Five Bloody Heads

5 headsAh, the plans we mortals make. Last night I planned to wake and after my morning calisthenics take a good half hour to write a proper post about an e-book I quite enjoyed.

The sleep gods beat that plan out of me by cursing me with insomnia. Not the productive kind, but the kind where you keep waking up all night long.

But I’ve been talking about a mysterious book for a long time and I want to say something about it even if I feel like someone just kicked the stuffing out of me. By necessity, I’ll keep it short.

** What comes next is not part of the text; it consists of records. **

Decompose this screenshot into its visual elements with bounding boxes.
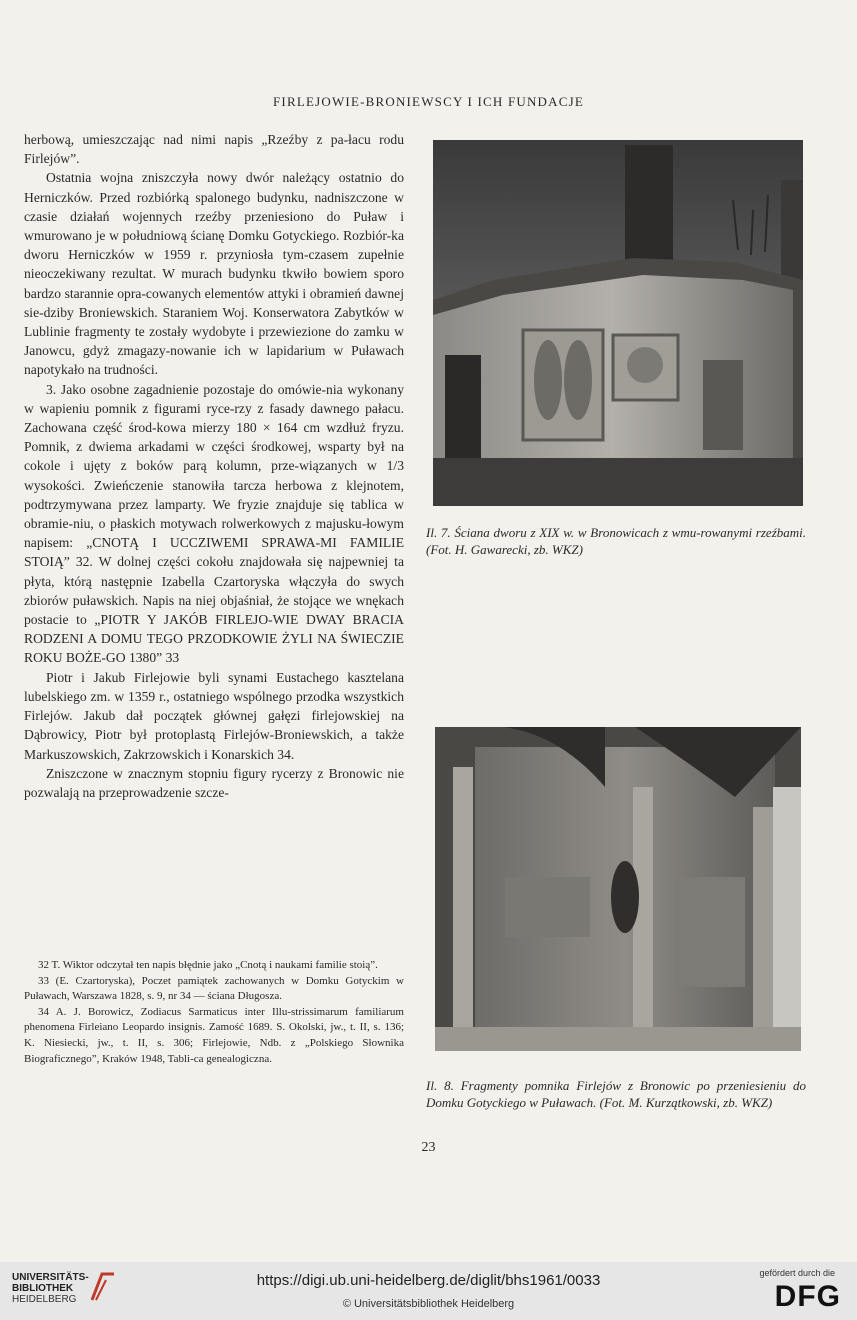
page-number: 23: [421, 1140, 436, 1155]
figure-photo-arcade: [435, 727, 801, 1051]
dfg-funding-note: gefördert durch die: [759, 1268, 835, 1278]
photo-wall-image: [433, 140, 803, 506]
viewer-footer: [0, 1262, 857, 1320]
logo-text: BIBLIOTHEK: [12, 1283, 74, 1294]
footnote: 33 (E. Czartoryska), Poczet pamiątek zachowanych w Domku Gotyckim w Puławach, Warszawa 1828, s. 9, nr 34 — ściana Długosza.: [24, 974, 404, 1003]
logo-text: HEIDELBERG: [12, 1294, 77, 1305]
paragraph: Ostatnia wojna zniszczyła nowy dwór należący ostatnio do Herniczków. Przed rozbiórką spalonego budynku, nadniszczone w czasie działań wojennych rzeźby przeniesiono do Puław i wmurowano je w południową ścianę Domku Gotyckiego. Rozbiór-ka dworu Herniczków w 1959 r. przyniosła tym-czasem zupełnie nieoczekiwany rezultat. W murach budynku tkwiło bowiem sporo bardzo starannie opra-cowanych elementów attyki i obramień dawnej sie-dziby Broniewskich. Staraniem Woj. Konserwatora Zabytków w Lublinie fragmenty te zostały wydobyte i przewiezione do zamku w Janowcu, gdyż zmagazy-nowanie ich w lapidarium w Puławach napotykało na trudności.: [24, 170, 404, 378]
footnote: 32 T. Wiktor odczytał ten napis błędnie jako „Cnotą i naukami familie stoią”.: [38, 959, 378, 971]
paragraph: 3. Jako osobne zagadnienie pozostaje do omówie-nia wykonany w wapieniu pomnik z figurami ryce-rzy z fasady dawnego pałacu. Zachowana część środ-kowa mierzy 180 × 164 cm wzdłuż fryzu. Pomnik, z dwiema arkadami w części środkowej, wsparty był na cokole i ujęty z boków parą kolumn, prze-wiązanych w 1/3 wysokości. Zwieńczenie stanowiła tarcza herbowa z klejnotem, podtrzymywana przez lamparty. We fryzie znajduje się tablica w obramie-niu, o płaskich motywach rolwerkowych z majusku-łowym napisem: „CNOTĄ I UCCZIWEMI SPRAWA-MI FAMILIE STOIĄ” 32. W dolnej części cokołu znajdowała się najpewniej ta płyta, którą następnie Izabella Czartoryska włączyła do swych zbiorów puławskich. Napis na niej objaśniał, że stojące we wnękach postacie to „PIOTR Y JAKÓB FIRLEJO-WIE DWAY BRACIA RODZENI A DOMU TEGO PRZODKOWIE ŻYLI NA ŚWIECZIE ROKU BOŻE-GO 1380” 33: [24, 381, 404, 666]
permalink-url[interactable]: https://digi.ub.uni-heidelberg.de/diglit/bhs1961/0033: [256, 1272, 601, 1289]
photo-arcade-image: [435, 727, 801, 1051]
paragraph: Piotr i Jakub Firlejowie byli synami Eustachego kasztelana lubelskiego zm. w 1359 r., ostatniego wspólnego przodka wszystkich Firlejów. Jakub dał początek głównej gałęzi firlejowskiej na Dąbrowicy, Piotr był protoplastą Firlejów-Broniewskich, a także Markuszowskich, Zakrzowskich i Konarskich 34.: [24, 669, 404, 762]
footnotes: [24, 958, 404, 1067]
paragraph: herbową, umieszczając nad nimi napis „Rzeźby z pa-łacu rodu Firlejów”.: [24, 132, 404, 167]
logo-text: UNIVERSITÄTS-: [12, 1272, 89, 1283]
dfg-logo[interactable]: DFG: [774, 1280, 841, 1313]
footnote: 34 A. J. Borowicz, Zodiacus Sarmaticus inter Illu-strissimarum familiarum phenomena Firleiano Leopardo insignis. Zamość 1689. S. Okolski, jw., t. II, s. 136; K. Niesiecki, jw., t. II, s. 306; Firlejowie, Ndb. z „Polskiego Słownika Biograficznego”, Kraków 1948, Tabli-ca genealogiczna.: [24, 1005, 404, 1065]
figure-caption: Il. 8. Fragmenty pomnika Firlejów z Bronowic po przeniesieniu do Domku Gotyckiego w Puławach. (Fot. M. Kurzątkowski, zb. WKZ): [426, 1078, 806, 1110]
main-text-column: [24, 130, 404, 802]
running-head: FIRLEJOWIE-BRONIEWSCY I ICH FUNDACJE: [272, 94, 584, 109]
paragraph: Zniszczone w znacznym stopniu figury rycerzy z Bronowic nie pozwalają na przeprowadzenie szcze-: [24, 765, 404, 800]
figure-photo-wall: [433, 140, 803, 506]
copyright-notice: © Universitätsbibliothek Heidelberg: [342, 1298, 515, 1310]
figure-caption: Il. 7. Ściana dworu z XIX w. w Bronowicach z wmu-rowanymi rzeźbami. (Fot. H. Gawarecki, zb. WKZ): [426, 525, 806, 557]
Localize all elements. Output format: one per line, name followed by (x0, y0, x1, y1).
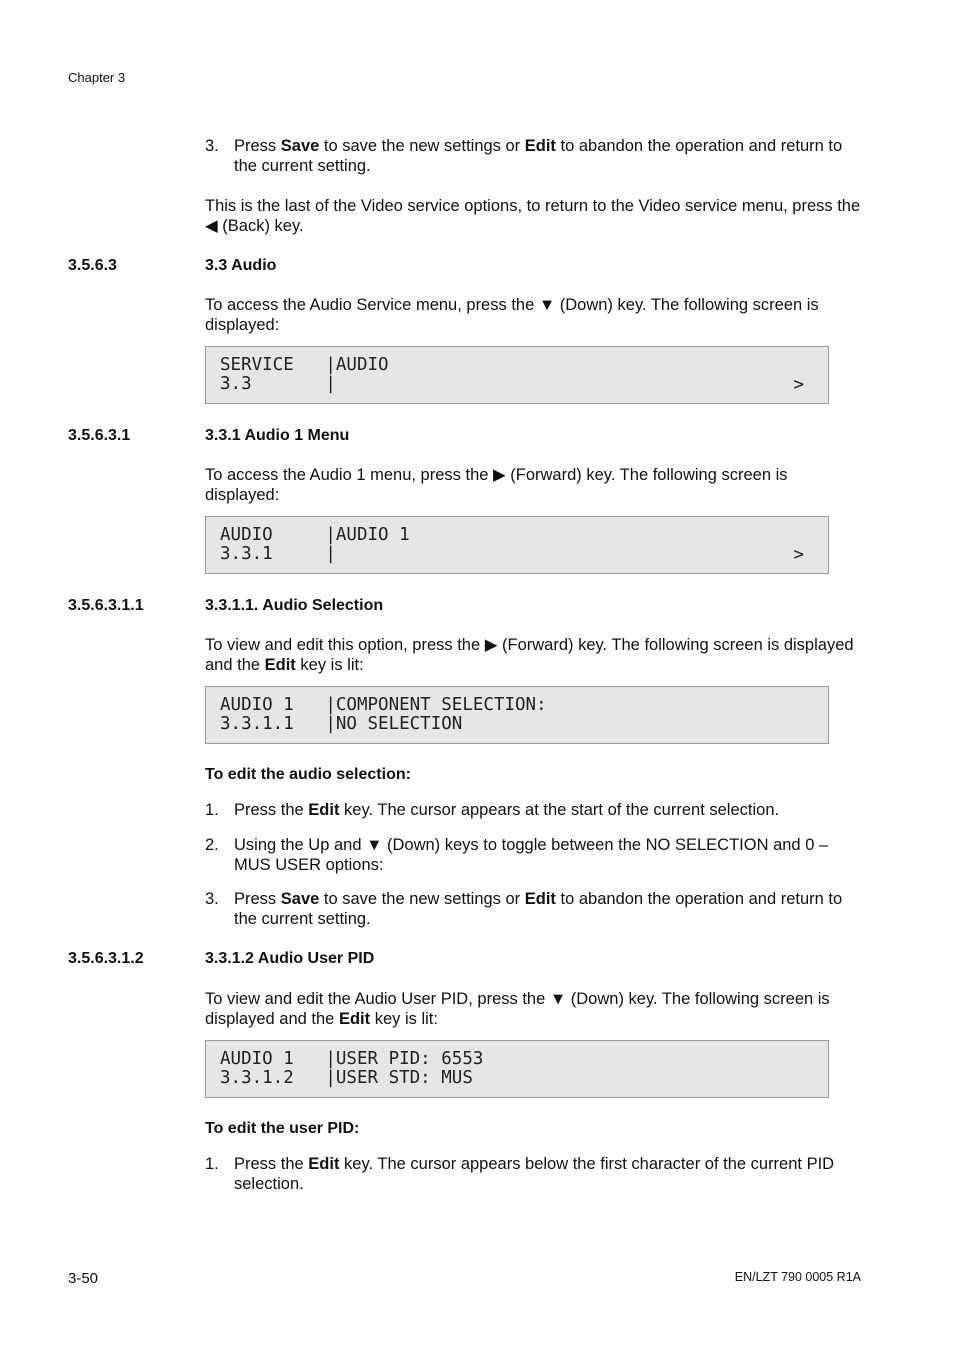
list-text: Press the Edit key. The cursor appears at the start of the current selection. (234, 801, 780, 819)
section-title: 3.3 Audio (205, 257, 277, 274)
page-number: 3-50 (68, 1270, 99, 1287)
document-id: EN/LZT 790 0005 R1A (734, 1270, 861, 1284)
list-item (205, 136, 865, 176)
lcd-line: AUDIO |AUDIO 1 (220, 525, 410, 545)
section-title: 3.3.1.2 Audio User PID (205, 950, 375, 967)
list-number: 1. (205, 801, 219, 819)
list-text: Press the Edit key. The cursor appears below the first character of the current PID selection. (234, 1155, 835, 1193)
list-text: Press Save to save the new settings or Edit to abandon the operation and return to the current setting. (234, 890, 843, 928)
chapter-header: Chapter 3 (68, 70, 126, 85)
list-item (205, 889, 865, 929)
lcd-screen (205, 1040, 829, 1098)
lcd-line: 3.3 | (220, 374, 336, 394)
lcd-screen (205, 346, 829, 404)
paragraph: To view and edit the Audio User PID, press the ▼ (Down) key. The following screen is displayed and the Edit key is lit: (205, 990, 830, 1028)
list-number: 3. (205, 890, 219, 908)
procedure-heading: To edit the user PID: (205, 1120, 360, 1137)
lcd-line: 3.3.1.2 |USER STD: MUS (220, 1068, 473, 1088)
lcd-line: SERVICE |AUDIO (220, 355, 389, 375)
paragraph: To access the Audio Service menu, press the ▼ (Down) key. The following screen is displayed: (205, 296, 819, 334)
list-item (205, 835, 865, 875)
section-number: 3.5.6.3 (68, 257, 117, 274)
list-item (205, 1154, 865, 1194)
section-number: 3.5.6.3.1 (68, 427, 131, 444)
list-text: Using the Up and ▼ (Down) keys to toggle between the NO SELECTION and 0 – MUS USER options: (234, 836, 829, 874)
list-number: 1. (205, 1155, 219, 1173)
paragraph: This is the last of the Video service options, to return to the Video service menu, press the ◀ (Back) key. (205, 197, 861, 235)
forward-arrow-icon: > (793, 375, 804, 395)
lcd-screen (205, 686, 829, 744)
section-title: 3.3.1.1. Audio Selection (205, 597, 384, 614)
list-number: 3. (205, 137, 219, 155)
list-number: 2. (205, 836, 219, 854)
list-text: Press Save to save the new settings or Edit to abandon the operation and return to the current setting. (234, 137, 843, 175)
paragraph: To view and edit this option, press the ▶ (Forward) key. The following screen is displayed and the Edit key is lit: (205, 636, 854, 674)
section-number: 3.5.6.3.1.2 (68, 950, 144, 967)
list-item (205, 800, 865, 820)
lcd-line: 3.3.1 | (220, 544, 336, 564)
lcd-screen (205, 516, 829, 574)
forward-arrow-icon: > (793, 545, 804, 565)
lcd-line: AUDIO 1 |USER PID: 6553 (220, 1049, 484, 1069)
section-number: 3.5.6.3.1.1 (68, 597, 144, 614)
procedure-heading: To edit the audio selection: (205, 766, 411, 783)
paragraph: To access the Audio 1 menu, press the ▶ (Forward) key. The following screen is displayed: (205, 466, 788, 504)
lcd-line: 3.3.1.1 |NO SELECTION (220, 714, 463, 734)
section-title: 3.3.1 Audio 1 Menu (205, 427, 350, 444)
lcd-line: AUDIO 1 |COMPONENT SELECTION: (220, 695, 547, 715)
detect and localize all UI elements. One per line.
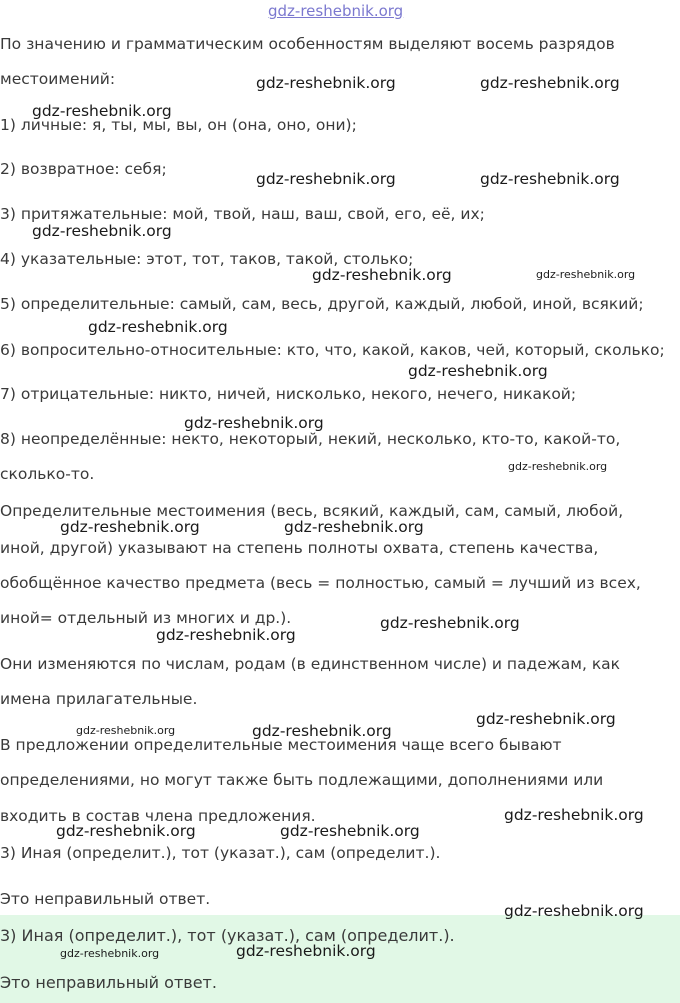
watermark: gdz-reshebnik.org [236, 942, 376, 960]
header-watermark-link[interactable]: gdz-reshebnik.org [268, 2, 404, 20]
watermark: gdz-reshebnik.org [312, 266, 452, 284]
highlighted-verdict: Это неправильный ответ. [0, 973, 217, 992]
answer-verdict: Это неправильный ответ. [0, 890, 211, 908]
list-item-interrogative: 6) вопросительно-относительные: кто, что, какой, каков, чей, который, сколько; [0, 341, 665, 359]
watermark: gdz-reshebnik.org [508, 460, 608, 473]
paragraph-definition-line-1: Определительные местоимения (весь, всякий, каждый, сам, самый, любой, [0, 502, 624, 520]
list-item-indefinite-line-1: 8) неопределённые: некто, некоторый, некий, несколько, кто-то, какой-то, [0, 430, 621, 448]
paragraph-syntax-line-2: определениями, но могут также быть подлежащими, дополнениями или [0, 771, 604, 789]
list-item-indefinite-line-2: сколько-то. [0, 465, 95, 483]
highlighted-answer: 3) Иная (определит.), тот (указат.), сам (определит.). [0, 926, 455, 945]
watermark: gdz-reshebnik.org [480, 74, 620, 92]
watermark: gdz-reshebnik.org [88, 318, 228, 336]
watermark: gdz-reshebnik.org [504, 806, 644, 824]
paragraph-definition-line-2: иной, другой) указывают на степень полноты охвата, степень качества, [0, 539, 599, 557]
watermark: gdz-reshebnik.org [156, 626, 296, 644]
paragraph-definition-line-3: обобщённое качество предмета (весь = полностью, самый = лучший из всех, [0, 574, 641, 592]
watermark: gdz-reshebnik.org [252, 722, 392, 740]
paragraph-intro-line-1: По значению и грамматическим особенностям выделяют восемь разрядов [0, 35, 615, 53]
watermark: gdz-reshebnik.org [476, 710, 616, 728]
paragraph-inflection-line-1: Они изменяются по числам, родам (в единственном числе) и падежам, как [0, 655, 621, 673]
paragraph-intro-line-2: местоимений: [0, 70, 116, 88]
list-item-personal: 1) личные: я, ты, мы, вы, он (она, оно, они); [0, 116, 357, 134]
watermark: gdz-reshebnik.org [504, 902, 644, 920]
watermark: gdz-reshebnik.org [60, 518, 200, 536]
paragraph-inflection-line-2: имена прилагательные. [0, 690, 198, 708]
paragraph-definition-line-4: иной= отдельный из многих и др.). [0, 609, 292, 627]
watermark: gdz-reshebnik.org [480, 170, 620, 188]
watermark: gdz-reshebnik.org [536, 268, 636, 281]
watermark: gdz-reshebnik.org [256, 170, 396, 188]
watermark: gdz-reshebnik.org [60, 947, 160, 960]
watermark: gdz-reshebnik.org [76, 724, 176, 737]
list-item-negative: 7) отрицательные: никто, ничей, нисколько, некого, нечего, никакой; [0, 385, 577, 403]
watermark: gdz-reshebnik.org [280, 822, 420, 840]
watermark: gdz-reshebnik.org [184, 414, 324, 432]
list-item-reflexive: 2) возвратное: себя; [0, 160, 167, 178]
watermark: gdz-reshebnik.org [32, 102, 172, 120]
list-item-possessive: 3) притяжательные: мой, твой, наш, ваш, свой, его, её, их; [0, 205, 485, 223]
watermark: gdz-reshebnik.org [256, 74, 396, 92]
watermark: gdz-reshebnik.org [380, 614, 520, 632]
watermark: gdz-reshebnik.org [56, 822, 196, 840]
chosen-answer: 3) Иная (определит.), тот (указат.), сам (определит.). [0, 844, 441, 862]
paragraph-syntax-line-1: В предложении определительные местоимения чаще всего бывают [0, 736, 562, 754]
watermark: gdz-reshebnik.org [32, 222, 172, 240]
list-item-demonstrative: 4) указательные: этот, тот, таков, такой, столько; [0, 250, 414, 268]
paragraph-syntax-line-3: входить в состав члена предложения. [0, 807, 316, 825]
watermark: gdz-reshebnik.org [284, 518, 424, 536]
list-item-attributive: 5) определительные: самый, сам, весь, другой, каждый, любой, иной, всякий; [0, 295, 644, 313]
watermark: gdz-reshebnik.org [408, 362, 548, 380]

Five Blood Heads is a grimdark tale of sword-and-sorcery shot through with veins of heroism and hope. I don’t like my sword-and-sorcery quite as dark as some modern practitioners, and writer Peter Fugazzoto is just on my side of the line. I’m glad, because he knows how to craft an action scene, and how to pace, and how to get you invested in characters you probably shouldn’t be caring that much about. Sometimes they have even more decency in them than they’re willing to admit in their inner dialogues, for they find themselves acting against their own stated philosophies.

And then of course you have some pretty terrible bad guys who aren’t hindered by their morality whatsoever, although their leader has his own issues.

Five Blood Heads is low-fantasy. There aren’t kings and kingdoms at stake, although the rulership of a lonely outpost may be. Instead, the action rolls when the young survivor of a massacre turns to the only people she thinks can help her to avenge the murders of her family — the bandits who’d robbed that family only a few hours before. She promises to give them five gems if they deliver the heads of the five slayers.

Fugazzoto knows his chops. At first it’s not entirely clear that the bandits are that much different from the murderers, but bit by bit their characters are revealed, and as the action keeps coming so does character revelation. It’s got to be one of the finest self-published books I’ve ever read, marred only by some typographical errors. I’m honestly not sure why Fugazzoto hasn’t been snapped up by a major publishing house yet.

The book is a standalone set in the same world as some of his previous novels, but you don’t have to have read them to enjoy this one. Although my guess is that if you read this one you’ll want to look into his other material. I know I do.